The implications of these findings are critical for the Nanon basin and, more broadly, for the Parakou region. An increase in the duration and intensity of droughts could lead to severe water stress for a rapidly growing population [2] [27]. Furthermore, as the basin is dominated by agro-pastoral activities, more frequent droughts would reduce agricultural yields and could exacerbate conflicts between farmers and herders over access to water points, an issue that is already prevalent in Benin [23] [24]. Finally, groundwater recharge could also be severely impacted [47]-[49].
5. Conclusion
In this study, we characterized drought dynamics in the Nanon (Okpara) basin using the new CMIP6 scenarios (SSP24.5 and SSP58.5). The analysis was conducted over a historical period (1951-2020) and projected (2031-2100). The results suggest a persistence, or even worsening, of drought, even though the projected trends remain insignificant. Furthermore, the models generally agree on an increase in the frequency and duration of drought episodes. Under the SSP585 scenario, the spatial and temporal extent of rainfall deficits could reflect a shift towards more arid climatic conditions. This shift poses a direct threat to the Nanon basin: the foreseeable reduction in surface runoff and increase in evapotranspiration are likely to exacerbate the already water stress in this crystalline bedrock area. Beyond access to drinking water, an increase in the severity of droughts could have a lasting impact on agricultural productivity and food security, which are pillars of the local economy. These results show that there is an urgent need to implement adaptation strategies that explicitly integrate climate constraints. Even if certain change appears small, they should not obscure the reality of the physical processes at play and the vulnerability already observed in the basin. It is therefore imperative that decision-makers incorporate these projections into land use planning and water resource management plans.
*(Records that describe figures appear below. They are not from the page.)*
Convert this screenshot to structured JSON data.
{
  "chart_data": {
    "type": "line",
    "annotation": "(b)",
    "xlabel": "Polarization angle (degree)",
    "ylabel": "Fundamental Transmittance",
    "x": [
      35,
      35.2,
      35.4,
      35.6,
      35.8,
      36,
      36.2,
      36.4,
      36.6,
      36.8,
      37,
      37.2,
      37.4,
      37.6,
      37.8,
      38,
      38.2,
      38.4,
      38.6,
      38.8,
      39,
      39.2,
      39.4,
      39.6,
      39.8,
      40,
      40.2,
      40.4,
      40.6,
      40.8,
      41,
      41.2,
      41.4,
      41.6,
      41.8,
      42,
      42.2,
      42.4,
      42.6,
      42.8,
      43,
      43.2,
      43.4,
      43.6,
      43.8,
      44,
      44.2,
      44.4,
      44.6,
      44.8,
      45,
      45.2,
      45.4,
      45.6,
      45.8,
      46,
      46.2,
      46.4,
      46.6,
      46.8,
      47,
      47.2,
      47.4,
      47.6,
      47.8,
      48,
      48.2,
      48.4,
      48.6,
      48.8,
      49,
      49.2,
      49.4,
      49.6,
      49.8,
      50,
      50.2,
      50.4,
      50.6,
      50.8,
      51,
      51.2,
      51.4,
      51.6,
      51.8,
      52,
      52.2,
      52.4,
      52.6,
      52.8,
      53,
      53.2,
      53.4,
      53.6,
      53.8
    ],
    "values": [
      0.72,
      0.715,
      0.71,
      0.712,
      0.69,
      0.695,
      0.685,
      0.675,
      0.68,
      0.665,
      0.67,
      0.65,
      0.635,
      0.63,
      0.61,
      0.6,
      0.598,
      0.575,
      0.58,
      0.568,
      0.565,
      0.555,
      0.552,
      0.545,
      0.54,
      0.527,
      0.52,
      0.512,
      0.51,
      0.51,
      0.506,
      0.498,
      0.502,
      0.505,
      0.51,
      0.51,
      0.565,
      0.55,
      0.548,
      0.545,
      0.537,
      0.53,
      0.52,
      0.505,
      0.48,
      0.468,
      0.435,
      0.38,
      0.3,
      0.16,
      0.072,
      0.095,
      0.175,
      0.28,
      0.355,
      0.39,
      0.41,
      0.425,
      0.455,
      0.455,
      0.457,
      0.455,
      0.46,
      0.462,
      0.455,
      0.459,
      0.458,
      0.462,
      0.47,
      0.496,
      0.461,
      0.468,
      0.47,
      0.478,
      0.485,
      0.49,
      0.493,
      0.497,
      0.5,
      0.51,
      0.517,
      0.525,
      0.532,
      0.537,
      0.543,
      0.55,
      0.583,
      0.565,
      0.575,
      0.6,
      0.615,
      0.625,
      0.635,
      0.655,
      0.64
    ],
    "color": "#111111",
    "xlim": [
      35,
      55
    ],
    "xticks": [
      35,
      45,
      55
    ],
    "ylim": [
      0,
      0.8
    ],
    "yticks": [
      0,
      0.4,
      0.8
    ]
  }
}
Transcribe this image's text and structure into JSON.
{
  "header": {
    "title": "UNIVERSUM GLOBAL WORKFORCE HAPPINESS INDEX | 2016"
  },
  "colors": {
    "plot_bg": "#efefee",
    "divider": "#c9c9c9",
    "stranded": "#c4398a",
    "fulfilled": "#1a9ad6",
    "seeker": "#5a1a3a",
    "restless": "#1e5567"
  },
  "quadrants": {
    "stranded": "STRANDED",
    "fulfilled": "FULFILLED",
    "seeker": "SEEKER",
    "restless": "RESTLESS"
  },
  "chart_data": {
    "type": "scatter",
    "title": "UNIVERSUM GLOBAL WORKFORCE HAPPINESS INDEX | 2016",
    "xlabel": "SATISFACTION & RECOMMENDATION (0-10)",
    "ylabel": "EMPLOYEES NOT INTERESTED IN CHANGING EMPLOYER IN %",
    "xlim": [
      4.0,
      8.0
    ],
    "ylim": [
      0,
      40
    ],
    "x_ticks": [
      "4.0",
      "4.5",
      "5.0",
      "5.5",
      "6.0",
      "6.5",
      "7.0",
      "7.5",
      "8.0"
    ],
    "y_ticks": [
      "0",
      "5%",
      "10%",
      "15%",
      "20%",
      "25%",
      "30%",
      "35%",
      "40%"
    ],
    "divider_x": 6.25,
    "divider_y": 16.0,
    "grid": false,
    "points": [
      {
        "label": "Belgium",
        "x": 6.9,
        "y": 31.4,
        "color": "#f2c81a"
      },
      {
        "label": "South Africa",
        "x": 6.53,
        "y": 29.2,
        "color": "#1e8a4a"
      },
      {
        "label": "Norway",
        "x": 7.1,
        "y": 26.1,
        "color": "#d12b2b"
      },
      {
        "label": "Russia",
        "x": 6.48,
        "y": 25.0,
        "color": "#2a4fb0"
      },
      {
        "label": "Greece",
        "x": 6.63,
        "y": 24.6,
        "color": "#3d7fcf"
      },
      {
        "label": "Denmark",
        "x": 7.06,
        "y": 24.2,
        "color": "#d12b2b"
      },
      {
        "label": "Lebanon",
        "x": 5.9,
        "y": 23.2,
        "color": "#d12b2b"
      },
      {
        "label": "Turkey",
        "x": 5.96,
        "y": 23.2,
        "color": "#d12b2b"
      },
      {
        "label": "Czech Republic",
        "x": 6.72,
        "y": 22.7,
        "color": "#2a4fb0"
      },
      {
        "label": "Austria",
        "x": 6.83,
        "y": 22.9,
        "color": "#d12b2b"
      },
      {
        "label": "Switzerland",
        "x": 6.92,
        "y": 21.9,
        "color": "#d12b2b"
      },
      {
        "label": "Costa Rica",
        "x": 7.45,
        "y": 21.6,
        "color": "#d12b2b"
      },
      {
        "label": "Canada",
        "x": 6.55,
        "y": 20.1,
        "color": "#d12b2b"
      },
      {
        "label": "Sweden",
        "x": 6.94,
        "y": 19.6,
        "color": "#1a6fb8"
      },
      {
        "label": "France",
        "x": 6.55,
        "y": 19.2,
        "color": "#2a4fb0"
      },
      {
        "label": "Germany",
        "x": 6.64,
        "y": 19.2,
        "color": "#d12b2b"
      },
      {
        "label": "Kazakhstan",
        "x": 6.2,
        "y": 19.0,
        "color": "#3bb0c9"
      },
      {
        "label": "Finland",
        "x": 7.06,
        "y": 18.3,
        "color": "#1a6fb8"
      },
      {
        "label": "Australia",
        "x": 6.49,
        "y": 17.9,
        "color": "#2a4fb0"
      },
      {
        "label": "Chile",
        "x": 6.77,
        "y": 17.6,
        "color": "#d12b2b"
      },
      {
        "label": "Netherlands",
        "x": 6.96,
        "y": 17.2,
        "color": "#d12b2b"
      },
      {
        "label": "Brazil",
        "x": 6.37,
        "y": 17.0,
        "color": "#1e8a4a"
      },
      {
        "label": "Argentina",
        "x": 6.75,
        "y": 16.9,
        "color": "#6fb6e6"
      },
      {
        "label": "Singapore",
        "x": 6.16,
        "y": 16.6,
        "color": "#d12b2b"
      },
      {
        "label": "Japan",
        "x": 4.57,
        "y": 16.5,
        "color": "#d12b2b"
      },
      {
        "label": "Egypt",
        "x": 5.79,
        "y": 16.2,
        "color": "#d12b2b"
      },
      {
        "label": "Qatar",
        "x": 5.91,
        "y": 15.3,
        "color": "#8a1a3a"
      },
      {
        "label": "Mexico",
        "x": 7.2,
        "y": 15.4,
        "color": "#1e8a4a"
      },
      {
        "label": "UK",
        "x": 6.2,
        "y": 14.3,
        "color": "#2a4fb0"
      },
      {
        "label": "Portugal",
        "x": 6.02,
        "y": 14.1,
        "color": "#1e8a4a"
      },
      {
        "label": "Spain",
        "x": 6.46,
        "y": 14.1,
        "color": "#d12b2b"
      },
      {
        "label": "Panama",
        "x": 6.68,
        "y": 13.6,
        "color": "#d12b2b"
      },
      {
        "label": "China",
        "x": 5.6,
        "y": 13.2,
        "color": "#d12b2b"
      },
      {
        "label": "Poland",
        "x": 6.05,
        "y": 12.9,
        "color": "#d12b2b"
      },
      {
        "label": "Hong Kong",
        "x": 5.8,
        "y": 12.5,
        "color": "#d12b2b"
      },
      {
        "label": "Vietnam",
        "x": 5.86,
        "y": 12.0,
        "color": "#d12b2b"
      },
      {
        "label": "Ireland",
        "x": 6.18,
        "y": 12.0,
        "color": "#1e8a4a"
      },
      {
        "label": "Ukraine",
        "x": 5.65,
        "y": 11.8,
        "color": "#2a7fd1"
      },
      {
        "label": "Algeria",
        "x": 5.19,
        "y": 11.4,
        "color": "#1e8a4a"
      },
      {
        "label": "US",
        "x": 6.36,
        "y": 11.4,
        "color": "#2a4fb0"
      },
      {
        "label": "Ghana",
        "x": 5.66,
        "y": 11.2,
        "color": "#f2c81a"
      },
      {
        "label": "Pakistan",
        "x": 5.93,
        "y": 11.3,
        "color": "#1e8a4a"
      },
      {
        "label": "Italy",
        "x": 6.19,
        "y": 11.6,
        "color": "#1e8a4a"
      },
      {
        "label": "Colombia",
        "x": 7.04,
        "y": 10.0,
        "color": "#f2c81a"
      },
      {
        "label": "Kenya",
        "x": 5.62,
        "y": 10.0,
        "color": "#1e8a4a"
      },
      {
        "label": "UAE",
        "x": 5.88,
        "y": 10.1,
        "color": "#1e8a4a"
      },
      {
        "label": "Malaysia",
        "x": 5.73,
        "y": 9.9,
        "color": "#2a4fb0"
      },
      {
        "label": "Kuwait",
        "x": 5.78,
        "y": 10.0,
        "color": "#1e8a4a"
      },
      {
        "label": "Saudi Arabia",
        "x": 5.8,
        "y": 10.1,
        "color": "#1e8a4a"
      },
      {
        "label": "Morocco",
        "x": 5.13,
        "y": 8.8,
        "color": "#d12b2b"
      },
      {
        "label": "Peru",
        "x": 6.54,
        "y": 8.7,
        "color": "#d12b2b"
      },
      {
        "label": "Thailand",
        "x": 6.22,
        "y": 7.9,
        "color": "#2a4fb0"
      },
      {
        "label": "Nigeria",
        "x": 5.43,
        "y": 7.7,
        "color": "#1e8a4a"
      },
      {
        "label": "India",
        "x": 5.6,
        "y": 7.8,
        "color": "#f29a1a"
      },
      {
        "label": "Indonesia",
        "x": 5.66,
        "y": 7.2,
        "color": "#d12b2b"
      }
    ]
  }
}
Finally, future research would benefit from combining these meteorological indices with hydrological models (flows, storage) in order to more accurately quantify the water available in this context of extreme weather events.
Acknowledgements
The authors thank the “Ecole Nationale Supérieure des Travaux Publics (ENSTP)” which partly financed this work through competitive research funds from ENSTP 2024.